Millions of workers across the United Kingdom are set for a significant financial uplift following a major government announcement on pay rates. Chancellor Rachel Reeves has confirmed substantial increases to both the National Living Wage and National Minimum Wage, set to take effect from April 2026.

Details of the Wage Increases

During the Labour Party's Budget announcement on Wednesday, November 26, 2025, the Chancellor outlined the new rates aimed at supporting low-income households. The headline change sees the National Living Wage for workers aged 21 and over rise from £12.21 to £12.71 per hour. This represents an annual increase of approximately £900 for a full-time worker, equating to an extra £1,500 before tax for many.

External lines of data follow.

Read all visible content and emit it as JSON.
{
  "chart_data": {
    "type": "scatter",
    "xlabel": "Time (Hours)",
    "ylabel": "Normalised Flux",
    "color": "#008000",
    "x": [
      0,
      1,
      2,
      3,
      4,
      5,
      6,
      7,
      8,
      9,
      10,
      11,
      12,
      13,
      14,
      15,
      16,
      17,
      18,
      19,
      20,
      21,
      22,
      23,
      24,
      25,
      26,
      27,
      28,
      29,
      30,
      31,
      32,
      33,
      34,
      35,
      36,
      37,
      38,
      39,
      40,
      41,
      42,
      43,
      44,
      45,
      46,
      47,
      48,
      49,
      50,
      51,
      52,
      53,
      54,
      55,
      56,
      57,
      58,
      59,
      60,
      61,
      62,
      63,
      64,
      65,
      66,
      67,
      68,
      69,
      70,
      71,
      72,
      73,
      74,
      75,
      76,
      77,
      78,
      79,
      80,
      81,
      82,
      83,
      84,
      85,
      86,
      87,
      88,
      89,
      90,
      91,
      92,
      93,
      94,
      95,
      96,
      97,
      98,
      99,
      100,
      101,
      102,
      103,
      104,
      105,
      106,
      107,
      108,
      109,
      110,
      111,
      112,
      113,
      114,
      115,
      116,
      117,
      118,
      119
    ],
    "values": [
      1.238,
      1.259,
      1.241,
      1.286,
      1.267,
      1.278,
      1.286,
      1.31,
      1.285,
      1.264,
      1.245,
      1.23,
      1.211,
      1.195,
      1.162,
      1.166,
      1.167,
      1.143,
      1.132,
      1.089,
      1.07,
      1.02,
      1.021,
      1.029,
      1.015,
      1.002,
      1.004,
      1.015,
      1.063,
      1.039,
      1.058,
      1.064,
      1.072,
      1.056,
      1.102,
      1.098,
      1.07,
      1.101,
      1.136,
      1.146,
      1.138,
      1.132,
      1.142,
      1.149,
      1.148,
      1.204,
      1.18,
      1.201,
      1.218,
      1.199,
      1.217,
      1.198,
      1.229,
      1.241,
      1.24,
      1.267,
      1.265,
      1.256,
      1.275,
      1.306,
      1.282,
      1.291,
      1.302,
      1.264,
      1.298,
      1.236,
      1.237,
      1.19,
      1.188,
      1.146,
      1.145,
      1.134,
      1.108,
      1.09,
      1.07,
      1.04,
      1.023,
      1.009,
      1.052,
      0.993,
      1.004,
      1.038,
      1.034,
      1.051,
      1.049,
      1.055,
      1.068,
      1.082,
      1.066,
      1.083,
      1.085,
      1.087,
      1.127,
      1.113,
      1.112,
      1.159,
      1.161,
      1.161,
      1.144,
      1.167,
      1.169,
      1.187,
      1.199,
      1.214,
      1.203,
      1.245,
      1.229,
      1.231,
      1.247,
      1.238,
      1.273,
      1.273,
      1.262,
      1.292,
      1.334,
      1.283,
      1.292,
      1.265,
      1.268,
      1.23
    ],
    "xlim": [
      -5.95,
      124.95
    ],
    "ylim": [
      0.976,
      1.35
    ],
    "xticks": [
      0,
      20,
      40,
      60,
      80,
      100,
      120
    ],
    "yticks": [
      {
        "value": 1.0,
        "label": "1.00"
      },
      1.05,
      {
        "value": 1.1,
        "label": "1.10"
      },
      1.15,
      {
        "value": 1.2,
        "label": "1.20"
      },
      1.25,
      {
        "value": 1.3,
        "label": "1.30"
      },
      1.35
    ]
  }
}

The increases are not limited to the oldest workers. Younger employees will also see a boost to their pay packets:

  • For 18-to-20-year-olds, the minimum wage will jump by 8.5%, from £10 to £10.85 per hour.
  • The rate for 16-17-year-olds and apprentices will increase by 6%, from £7.55 to £8 per hour.
  • The accommodation offset rate, which applies when an employer provides housing, will rise from £10.66 to £11.10.

Government's Rationale for the Pay Rise

Chancellor Rachel Reeves directly addressed the ongoing financial pressures facing the public. "I know that the cost-of-living is still the number one issue for working people and that the economy isn't working well enough for those on the lowest incomes," she stated. "Too many people are still struggling to make ends meet and that has to change."

She emphasised that the policy was designed to ensure that "those on low incomes are properly rewarded for their hard work." The move is expected to benefit an estimated 2.4 million workers directly through the National Living Wage increase alone.

Reaction and Economic Context

The announcement was welcomed by low-pay advocates but comes with recognition of the challenging economic climate. Baroness Philippa Stroud, Chair of the Low Pay Commission (LPC), provided context, noting the dual pressures on workers and businesses.

"In our discussions this year with workers and employers alike, it has been clear that no-one is having an easy time," Baroness Stroud said. "Despite sustained real increases in the minimum wage, low-paid workers are still challenged by the cost-of-living crisis. At the same time, employers, particularly small businesses, are under real pressure."

The new wage rates will officially come into force at the start of the new tax year in April 2026. This gives businesses several months to prepare for the increased payroll costs, which the government hopes will support both employee living standards and sustainable business growth.